# Black Salty bait



## Sunbeam (Feb 24, 2009)

So who has the scope on Black Salty live bait? 
I have read all of the pros on the Anderson Bait farms website and seen all of the photos. They claim to be the original breeder and patent hold for the Black Salty so I would expect rave reviews from them.
But what about the real world. What are the cons? What have the fishermen got to say about them.
One of the 2coolers on the board and I have had some thoughts about using the XL size as striper live bait during the dog days of summer when gizzard shad are so hard to come by and so fragile to keep healthy.
Has any one had any experience keeping the salties for several days during hot weather.
If so how and what did you use as a bait tank or live well.
Oakhurst Bait Company does not carry them (Or didn't a few months ago)
They said price and the lack of demand did not warrant the effort.
So if you have knowledge or just want to pitch in two cents let me hear it.


----------



## Shrimptail_Hunter (Dec 20, 2008)

A thick walled cooler in a cool ventilated area with aquarium pump will hold them for a week. Let the water cool before putting them in the cooler.... 
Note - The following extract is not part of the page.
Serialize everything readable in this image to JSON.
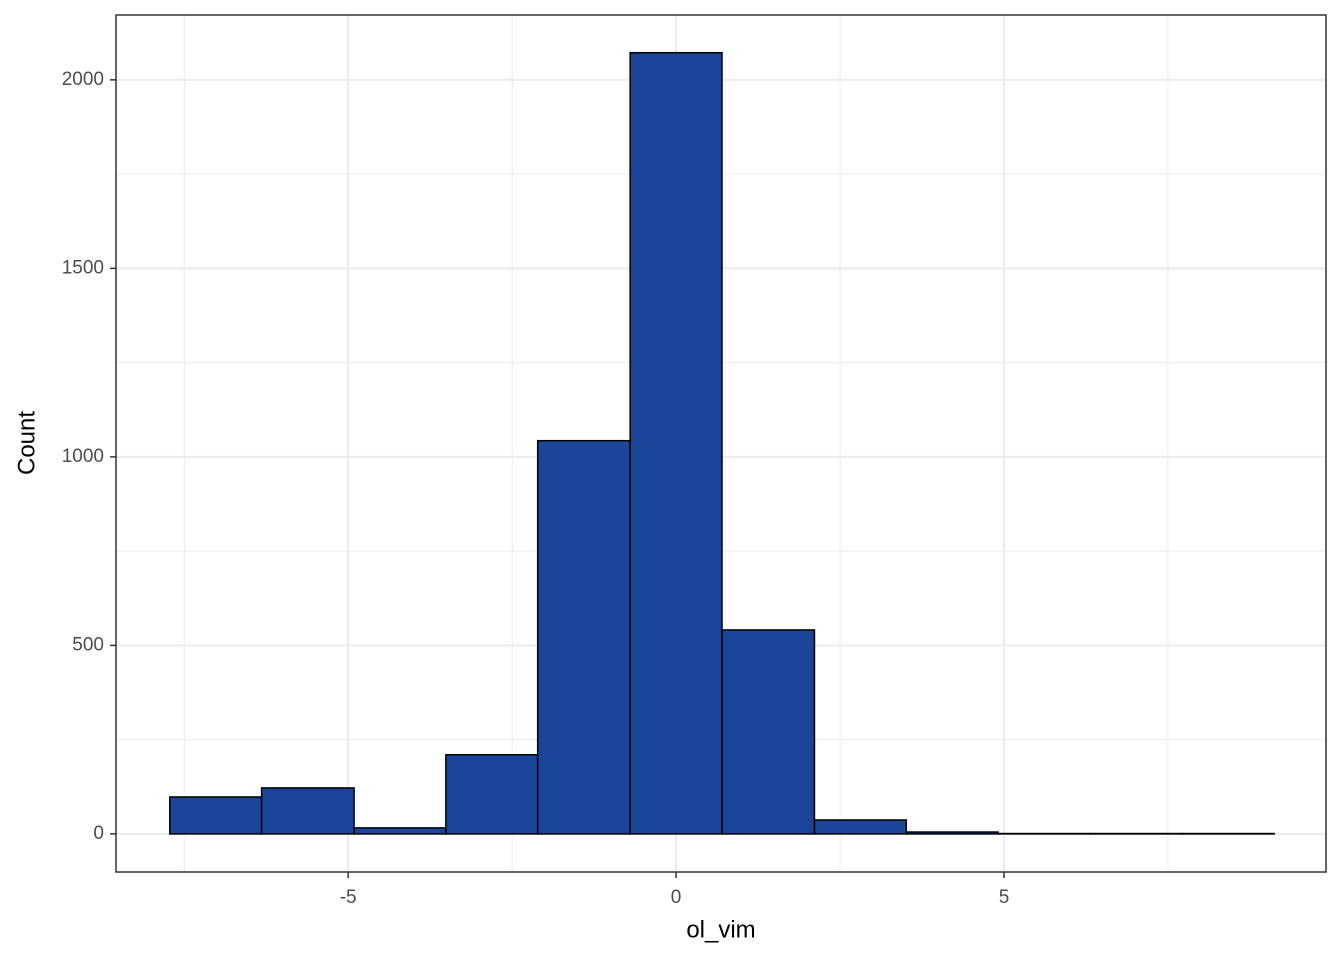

The lower the water temp the more o2 gets absorbed when running the pumps in turn makes the fish healthier...

I use the marine white igloo and drill holes in the back up by the lid so I can run aerator hoses through with out having to have the lid up to disturb the temperature of the water.


----------



## skipjack express (May 11, 2010)

I have a 5'
Round stock tank in the barn with an aquarium pump there are still a few from October in there now fixin to order 10# of the large extremely tough to get live bait on canyon lake they work great at amistad for stripers


----------



## Sunbeam (Feb 24, 2009)

That is what I want to hear. Thanks Skipjack.


----------



## Meadowlark (Jul 19, 2008)

That's pretty impressive survivability there Skipjack....got some on order to check them out myself.

But some of my friends that live bait fish other Texas lakes for stripers don't think too highly of them as striper bait...but nothing like finding out for yourself.


----------